A standoff between a Orthodox man and a member of Women of the Wall takes place at the Western Wall on Friday morning..
(photo credit: MARC ISRAEL SELLEM/THE JERUSALEM POST)
Thousands of Orthodox women arrived on Friday morning at the Western Wall plaza to protest against Women of the Wall, who were at the site to celebrate their 30th anniversary.
It was reported that over 10,000 Orthodox women, and 150 women from Women of the Wall were at the plaza just after 7 a.m. on Friday. Insults were reportedly exchanged between the two sides during the clashes, as the stand-off continued.
Police were on site to separate the two groups. They designated a small area with barriers at the plaza, however the large Orthodox crowds surrounded it and began shouting abuse and slurs.
A large contingent of ultra-Orthodox men were also at the site to protest Women of the Wall. Groups also crowded and tried to block the entrances to the Western Wall plaza in a bid to stop members of the controversial women's group from entering the area.
In a statement, Rabbi of the Western Wall, Shmuel Rabinowitz appealed to the groups saying “that the Western Wall plaza is not a...demonstration area and asked [for attendees] to refrain from provocations, and to guard the Western Wall as a unified place, and not a place of division."
“On Rosh Chodesh Adar II (Friday), I urge everyone to refrain from bringing their war to the Wall,” he said. “Please - the Western Wall is not a platform for ideas and not a platform for holding demonstrations.”
He pleaded that the women should back down and that there should be peace at the wall “so that month of Adar will be a month of joy and unity – not, G-d forbid, of mourning and division.”
He added that the “commandment of Purim is to send gifts to each other, to bring unity among brothers.

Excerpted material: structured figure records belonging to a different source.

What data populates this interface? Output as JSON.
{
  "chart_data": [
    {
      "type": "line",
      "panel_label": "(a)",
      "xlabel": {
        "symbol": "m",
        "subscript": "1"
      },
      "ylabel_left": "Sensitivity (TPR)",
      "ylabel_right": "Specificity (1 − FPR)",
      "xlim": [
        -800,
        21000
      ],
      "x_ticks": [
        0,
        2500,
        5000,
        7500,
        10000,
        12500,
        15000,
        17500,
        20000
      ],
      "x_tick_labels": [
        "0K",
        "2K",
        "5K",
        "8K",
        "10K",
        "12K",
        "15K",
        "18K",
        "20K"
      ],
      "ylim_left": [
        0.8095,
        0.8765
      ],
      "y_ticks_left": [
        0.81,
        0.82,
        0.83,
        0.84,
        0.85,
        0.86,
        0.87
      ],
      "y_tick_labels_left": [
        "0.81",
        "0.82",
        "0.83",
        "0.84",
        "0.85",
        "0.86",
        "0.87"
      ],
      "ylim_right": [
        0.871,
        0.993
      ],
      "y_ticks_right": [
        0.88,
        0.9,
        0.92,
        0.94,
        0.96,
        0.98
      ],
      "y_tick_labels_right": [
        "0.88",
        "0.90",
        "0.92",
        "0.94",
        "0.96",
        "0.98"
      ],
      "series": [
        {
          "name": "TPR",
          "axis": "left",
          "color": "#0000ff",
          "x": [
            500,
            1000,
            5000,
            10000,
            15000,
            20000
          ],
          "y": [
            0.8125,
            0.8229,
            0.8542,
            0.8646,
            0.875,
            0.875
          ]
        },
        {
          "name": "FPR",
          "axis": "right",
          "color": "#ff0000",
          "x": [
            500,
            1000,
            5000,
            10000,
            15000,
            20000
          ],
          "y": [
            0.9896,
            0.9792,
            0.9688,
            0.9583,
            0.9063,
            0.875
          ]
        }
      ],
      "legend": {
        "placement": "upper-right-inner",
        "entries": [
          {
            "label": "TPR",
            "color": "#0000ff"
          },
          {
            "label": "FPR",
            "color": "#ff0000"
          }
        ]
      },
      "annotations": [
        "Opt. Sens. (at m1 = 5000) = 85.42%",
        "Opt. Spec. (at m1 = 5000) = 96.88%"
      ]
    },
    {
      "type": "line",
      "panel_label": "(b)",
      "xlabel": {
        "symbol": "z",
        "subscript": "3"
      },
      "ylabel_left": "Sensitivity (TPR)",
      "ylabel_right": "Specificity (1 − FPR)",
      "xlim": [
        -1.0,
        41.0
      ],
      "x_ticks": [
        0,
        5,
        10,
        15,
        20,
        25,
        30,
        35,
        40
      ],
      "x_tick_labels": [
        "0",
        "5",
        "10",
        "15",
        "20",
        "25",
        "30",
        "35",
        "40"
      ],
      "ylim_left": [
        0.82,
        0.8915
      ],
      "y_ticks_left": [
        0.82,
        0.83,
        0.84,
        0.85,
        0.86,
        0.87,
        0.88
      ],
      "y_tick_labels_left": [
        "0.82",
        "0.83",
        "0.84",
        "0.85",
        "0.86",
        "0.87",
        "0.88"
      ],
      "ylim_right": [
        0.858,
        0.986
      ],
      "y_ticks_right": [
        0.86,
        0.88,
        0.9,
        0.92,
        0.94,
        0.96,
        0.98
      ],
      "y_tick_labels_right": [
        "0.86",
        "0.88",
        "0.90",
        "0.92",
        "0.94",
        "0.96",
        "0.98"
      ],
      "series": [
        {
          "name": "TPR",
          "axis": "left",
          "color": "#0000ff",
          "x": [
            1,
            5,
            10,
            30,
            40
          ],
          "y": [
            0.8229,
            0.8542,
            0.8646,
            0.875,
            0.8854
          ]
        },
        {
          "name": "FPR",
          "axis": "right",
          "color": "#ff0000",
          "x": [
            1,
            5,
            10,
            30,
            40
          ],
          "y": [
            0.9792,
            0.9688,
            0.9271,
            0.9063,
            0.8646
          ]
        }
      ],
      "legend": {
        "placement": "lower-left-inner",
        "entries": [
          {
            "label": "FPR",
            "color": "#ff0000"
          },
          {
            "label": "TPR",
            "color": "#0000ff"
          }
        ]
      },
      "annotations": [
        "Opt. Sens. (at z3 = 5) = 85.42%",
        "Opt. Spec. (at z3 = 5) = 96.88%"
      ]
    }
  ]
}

“Our victory over Haman will be in adding love for the entire Jewish people while preserving the sanctity of the Western Wall,” he said. "We must stop once and for all using the wall as a platform for public struggles, we have no other wall."
The clashes were sparked by a call by senior rabbis in the religious and ultra-Orthodox public to protest against Women of the Wall's activities.
Police eventually evacuated some of the group from the main Western Wall plaza area after two of the women fainted.
As verbal slurs and abuse continued, the women's group eventually moved down to the Robinson's Arch area of the Western Wall to pray and read from the Torah.
Police confirmed that a 20-year-old ultra-Orthodox man had been arrested after he tried to attack an officer in the area.